La prima volta che andai a quel bar era ancora novembre. Il cielo basso, le luci accese già alle quattro del pomeriggio.
Sedute a un tavolino, con tre tazzine e una teiera, c’erano Rosaria e altre due donne. Una, minuta, con i capelli bianchi raccolti in uno chignon perfetto. L’altra, più robusta, con un paio di occhiali rossi grandi e rotondi.
— Eccola! — esclamò Rosaria. — La nostra nuova acquisto. Come ti chiami?
Mi ero dimenticata da quanto tempo nessuno mi chiedeva il nome in quel modo, come se fosse importante.
— Elena.
— Io sono Marta, — disse quella con lo chignon. — Ho settantadue anni e due ginocchia nuove, ma il cuore è rimasto del 1968. — E scoppiò a ridere.
— Io Anna, — aggiunse quella con gli occhiali rossi. — Sessantanove anni. Ex maestra. Ho passato la vita a dire ai bambini di credere in se stessi. Mi sono accorta troppo tardi che avevo dimenticato di dirlo a me.
Quella frase mi colpì come uno specchio.
Parlammo per ore. Di mariti presenti e assenti, di pensioni tirate, di figli che chiamano solo quando hanno problemi, di nipoti che vivono lontano. Ma parlammo anche di cinema, di libri, di viaggi che non avevamo fatto e che forse non avremmo fatto mai, ma che ci piaceva ancora immaginare.
Per anni ero stata circondata da persone, eppure non mi ero mai sentita così ascoltata come in quel bar un giovedì pomeriggio.
La mia famiglia, nel frattempo, oscillava tra il silenzio e la confusione.

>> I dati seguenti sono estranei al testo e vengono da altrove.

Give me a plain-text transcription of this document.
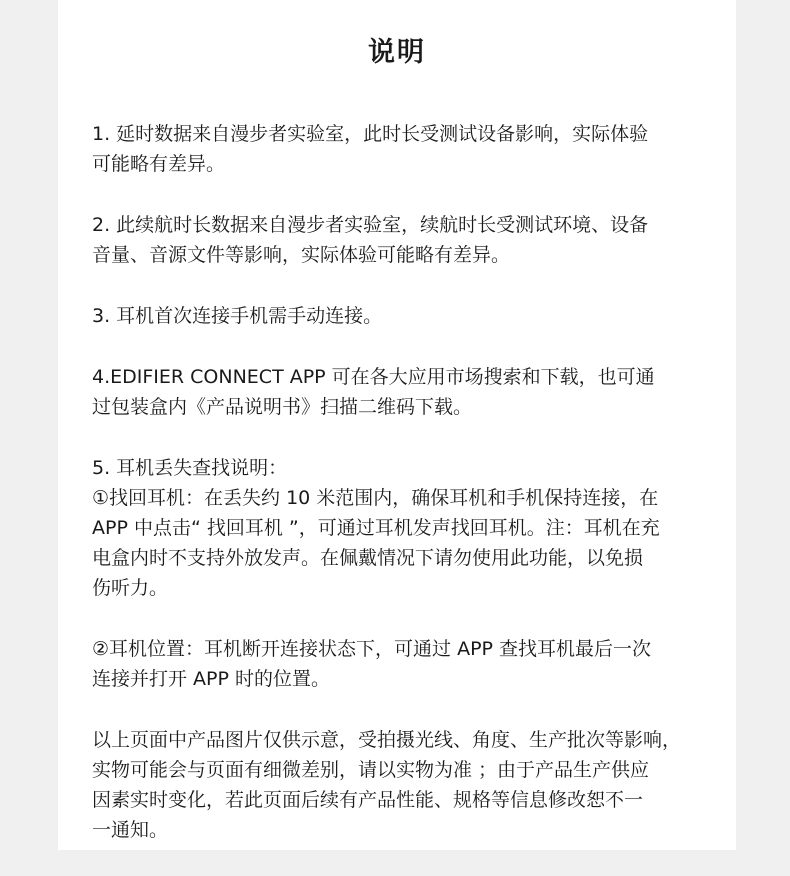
说明
1. 延时数据来自漫步者实验室，此时长受测试设备影响，实际体验
可能略有差异。
2. 此续航时长数据来自漫步者实验室，续航时长受测试环境、设备
音量、音源文件等影响，实际体验可能略有差异。
3. 耳机首次连接手机需手动连接。
4.EDIFIER CONNECT APP 可在各大应用市场搜索和下载，也可通
过包装盒内《产品说明书》扫描二维码下载。
5. 耳机丢失查找说明：
①找回耳机：在丢失约 10 米范围内，确保耳机和手机保持连接，在
APP 中点击“ 找回耳机 ”，可通过耳机发声找回耳机。注：耳机在充
电盒内时不支持外放发声。在佩戴情况下请勿使用此功能，以免损
伤听力。
②耳机位置：耳机断开连接状态下，可通过 APP 查找耳机最后一次
连接并打开 APP 时的位置。
以上页面中产品图片仅供示意，受拍摄光线、角度、生产批次等影响，
实物可能会与页面有细微差别，请以实物为准 ；由于产品生产供应
因素实时变化，若此页面后续有产品性能、规格等信息修改恕不一
一通知。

Mio figlio mi chiamò una sera.
— Mamma, ma sei seria? — chiese, con la voce di un ragazzino spaventato intrappolato nel corpo di un uomo di cinquant’anni. — Papà è fuori di sé. Dice che lo hai abbandonato.
Mi venne da chiedere: “E voi quando avete smesso di vedere che mi stavo spegnendo?”. Ma mi trattenni.
— Non l’ho abbandonato, — risposi lentamente. — Mi sono abbandonata per anni, questo sì. Adesso sto cercando di recuperare.
— Ma sei anziana, — insistette lui. — Come farai se ti senti male? Se ti cade qualcosa? Se hai bisogno?
Mi stupii della calma della mia risposta.
— Ho vissuto quarant’anni preoccupandomi di cosa sarebbe successo agli altri se cadevano. Ora mi prendo il rischio di cadere io e vedere cosa succede. Non voglio che veniate a prendermi per dovere. Voglio che veniate a trovarmi per scelta.